Sig. De Sanctis cosa si aspetta per il futuro della sua piccola Dorotea? ”Noi viviamo alla giornata, si naviga a vista…non lo so, è dura, è dura quotidianamente . Per il futuro? spero nella sensibilità dello Stato.

E’ più dura la quotidianità o pensare al domani?Vanno di pari passo. E’ certo che nella quotidianità trovo le risorse. Uno s’ingegna e trova. Ma è l’oggi! ma domani, dopodomani, il dopo di noi ?chi si arrabatterà nel quotidiano pensando a questi ragazzi?

Domenica Di Salvatore -presidente ANFASS di Avezzano-  delusa, amareggiata ha dichiarato: “Il problema sono le istituzioni. Noi dovremmo avere di più . Qui serve la vera inclusione sociale. Il centro di Tagliacozzo sta cercando in tutti i modi, con la Legge 112/2016, di mandare avanti il  ”Dopodinoi”.  Le famiglie si sono accollate le spese di 1200,00 euro mensili, e personalmente mi sono rifiutata di andare avanti e metterli di più sotto pressione , non ce la fanno, i ragazzi prendono una pensione di  800euro. Già 2 anni fa  ho minacciato di chiudere perché non  sapevo come poter andare avanti; poi c’è stata l’assemblea dei sindaci  e siamo riusciti ad ottenere altri 60mila euro che, mi creda, non sono assolutamente tanti. Chi c’ha rimesso è l’ ANFASS, associazione non a scopo di lucro, abbiamo prelevato dal  5x1000 l’importo  che poteva essere destinato ad altri centri, è necessario ricordare che ne abbiamo altri quattro  aperti e un “Dopo di noi”, gestiamo inoltre la scolastica e la domiciliare . Abbiamo tolto questi soldi per non perdere la priorità nel momento in cui partirà la Legge. Risposte dalla Regione? Siamo ancora in attesa da due anni di tanti soldi per il progetto R.A.D.A.R., oltre 150mila euro, un’attesa che dipende anche dal Ministero.
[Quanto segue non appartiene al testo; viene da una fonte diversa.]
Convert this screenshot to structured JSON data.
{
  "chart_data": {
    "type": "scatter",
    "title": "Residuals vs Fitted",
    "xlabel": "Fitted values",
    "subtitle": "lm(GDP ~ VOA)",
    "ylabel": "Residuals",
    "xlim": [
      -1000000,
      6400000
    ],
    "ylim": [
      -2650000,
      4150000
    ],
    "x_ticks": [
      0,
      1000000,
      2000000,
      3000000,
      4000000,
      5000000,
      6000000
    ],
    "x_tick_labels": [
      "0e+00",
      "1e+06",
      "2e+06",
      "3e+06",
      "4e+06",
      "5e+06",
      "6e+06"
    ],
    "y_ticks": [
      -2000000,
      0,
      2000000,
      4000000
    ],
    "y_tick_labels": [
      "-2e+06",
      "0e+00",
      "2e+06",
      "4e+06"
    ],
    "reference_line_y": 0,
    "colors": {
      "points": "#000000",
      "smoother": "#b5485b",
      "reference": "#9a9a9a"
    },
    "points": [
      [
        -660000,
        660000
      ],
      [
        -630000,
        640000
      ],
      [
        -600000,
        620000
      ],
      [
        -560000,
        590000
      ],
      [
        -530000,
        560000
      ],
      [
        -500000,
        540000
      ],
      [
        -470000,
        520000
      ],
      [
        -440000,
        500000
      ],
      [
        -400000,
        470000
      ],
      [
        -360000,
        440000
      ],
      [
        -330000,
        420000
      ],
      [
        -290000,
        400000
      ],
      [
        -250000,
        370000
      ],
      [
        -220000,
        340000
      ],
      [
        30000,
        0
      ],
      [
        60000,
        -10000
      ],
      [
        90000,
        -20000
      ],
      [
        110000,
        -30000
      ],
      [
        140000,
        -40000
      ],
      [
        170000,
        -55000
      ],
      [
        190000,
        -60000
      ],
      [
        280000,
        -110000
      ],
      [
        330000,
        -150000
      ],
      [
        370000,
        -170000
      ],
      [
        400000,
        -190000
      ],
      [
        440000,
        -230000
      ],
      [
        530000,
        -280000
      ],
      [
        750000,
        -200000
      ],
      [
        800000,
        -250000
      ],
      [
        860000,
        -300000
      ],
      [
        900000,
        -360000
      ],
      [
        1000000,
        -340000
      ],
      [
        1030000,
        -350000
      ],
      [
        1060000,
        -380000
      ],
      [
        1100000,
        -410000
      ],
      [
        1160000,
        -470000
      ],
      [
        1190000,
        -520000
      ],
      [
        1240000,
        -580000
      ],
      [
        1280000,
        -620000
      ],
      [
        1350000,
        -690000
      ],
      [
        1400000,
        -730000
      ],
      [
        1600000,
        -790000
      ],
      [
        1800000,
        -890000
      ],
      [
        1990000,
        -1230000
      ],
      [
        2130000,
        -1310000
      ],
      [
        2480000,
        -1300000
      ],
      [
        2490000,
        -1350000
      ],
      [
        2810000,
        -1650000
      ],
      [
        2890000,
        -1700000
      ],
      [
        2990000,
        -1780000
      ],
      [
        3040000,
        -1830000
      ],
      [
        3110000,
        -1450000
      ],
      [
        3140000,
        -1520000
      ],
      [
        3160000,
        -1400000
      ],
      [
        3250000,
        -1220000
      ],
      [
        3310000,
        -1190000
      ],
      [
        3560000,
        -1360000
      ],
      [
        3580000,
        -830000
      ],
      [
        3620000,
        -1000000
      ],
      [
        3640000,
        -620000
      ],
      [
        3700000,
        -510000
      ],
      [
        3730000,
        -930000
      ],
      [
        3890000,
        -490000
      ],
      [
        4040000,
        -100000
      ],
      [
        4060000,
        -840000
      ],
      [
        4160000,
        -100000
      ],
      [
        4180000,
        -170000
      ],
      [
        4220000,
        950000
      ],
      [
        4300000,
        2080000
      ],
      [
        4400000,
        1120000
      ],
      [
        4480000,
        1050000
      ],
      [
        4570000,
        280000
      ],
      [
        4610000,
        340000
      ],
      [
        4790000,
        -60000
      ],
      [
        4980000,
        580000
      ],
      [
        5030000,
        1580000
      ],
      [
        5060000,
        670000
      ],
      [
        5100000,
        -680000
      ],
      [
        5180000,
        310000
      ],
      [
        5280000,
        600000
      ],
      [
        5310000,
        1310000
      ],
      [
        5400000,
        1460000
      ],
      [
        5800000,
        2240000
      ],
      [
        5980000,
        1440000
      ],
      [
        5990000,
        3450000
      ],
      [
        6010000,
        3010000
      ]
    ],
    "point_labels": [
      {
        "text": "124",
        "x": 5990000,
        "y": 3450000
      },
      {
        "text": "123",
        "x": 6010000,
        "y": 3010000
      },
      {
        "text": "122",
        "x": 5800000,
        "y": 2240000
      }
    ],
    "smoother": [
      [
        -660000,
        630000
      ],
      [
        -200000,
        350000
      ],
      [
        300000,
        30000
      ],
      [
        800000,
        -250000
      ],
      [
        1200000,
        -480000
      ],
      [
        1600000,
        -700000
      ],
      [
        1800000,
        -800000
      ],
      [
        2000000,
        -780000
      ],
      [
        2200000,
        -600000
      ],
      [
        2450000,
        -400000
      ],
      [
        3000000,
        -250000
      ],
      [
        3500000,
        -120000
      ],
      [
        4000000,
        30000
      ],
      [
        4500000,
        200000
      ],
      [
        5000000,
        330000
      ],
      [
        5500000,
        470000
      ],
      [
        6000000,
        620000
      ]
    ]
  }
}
Nel frattempo abbiamo richiesto un prestito in banca perché dovevamo pagare gli operatori.    Se alla fine di agosto non ho alternative,  non potrò più andare avanti .”

Il progetto R.A.D.A.R., (Rete Abruzzese per il Dopo di Noi e l’Autonomia Residenziale),  è un progetto sperimentale che attiva un numero di  8 posti per progetti di residenzialità programmata,  della durata di un anno, a  favore dei disabili.
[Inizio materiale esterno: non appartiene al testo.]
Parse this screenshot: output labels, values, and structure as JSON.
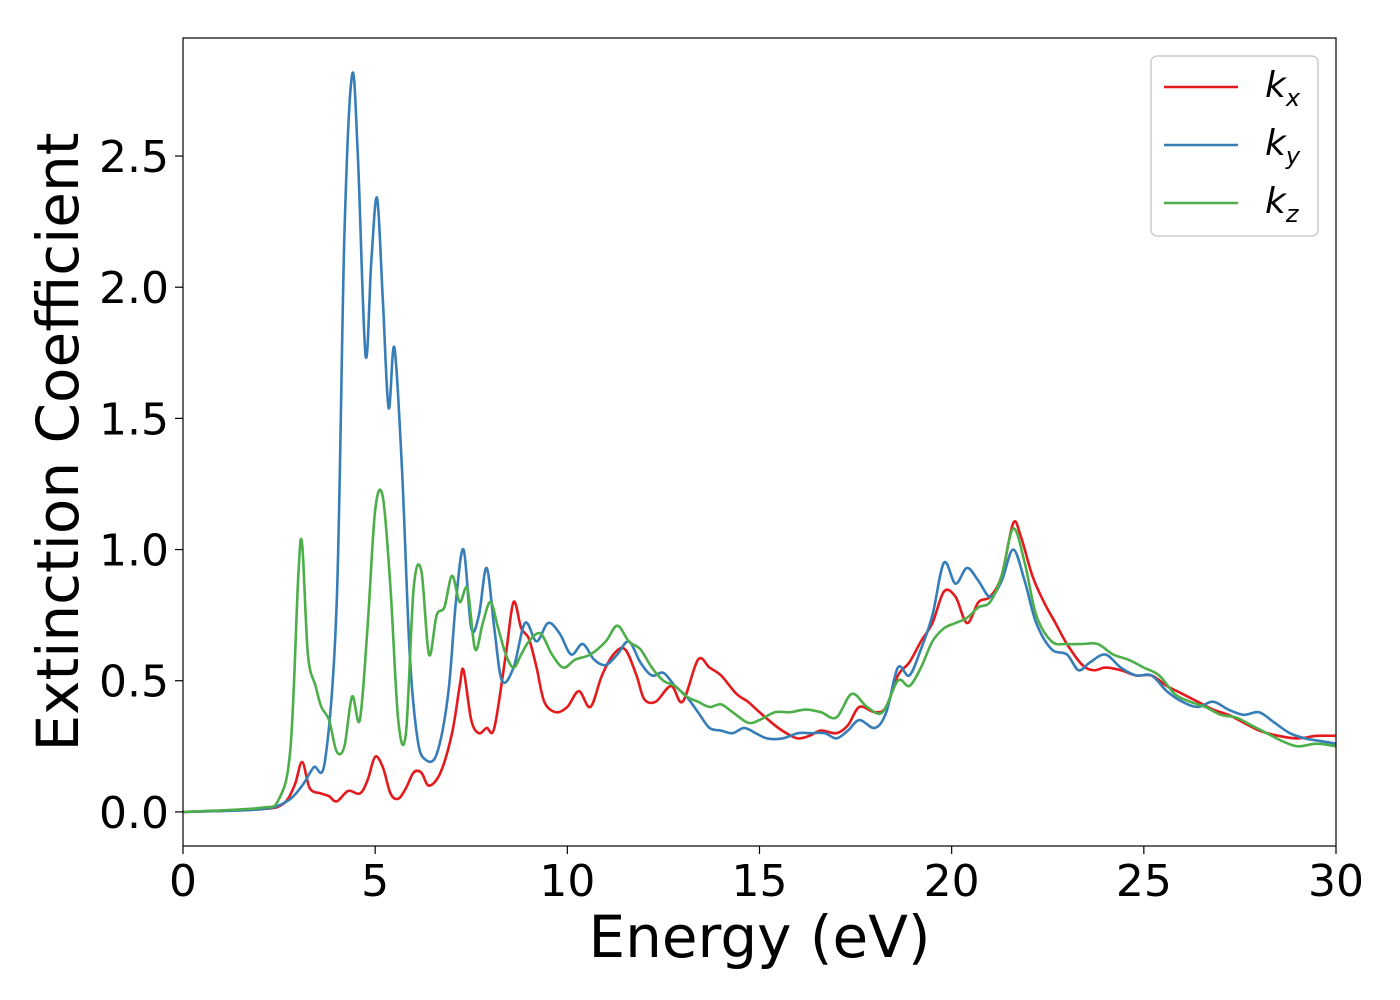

Se il Comune di Tagliacozzo mantenesse fede all’ impegno di erogare i 4 mila euro, così come l’ex sindaco Maurizio Di Marco Testa,  nel passaggio con la nuova amministrazione,  aveva determinato d’intesa con l'attuale Primo Cittadino  Vincenzo Giovagnorio, uno slittamento sulla chiusura del centro si potrebbe avere,  in attesa di un miracolo istituzionale”.

Tanta burocrazia, tanta indifferenza, istituzioni  invisibili, istituzioni indifferenti.

Resta un sapore amaro di consapevolezza ,  però il cuore e gli occhi  sono pieni della gioia di quei giovani che,  ignari  del proprio domani , si affidano oggi all’amore di chi li circonda.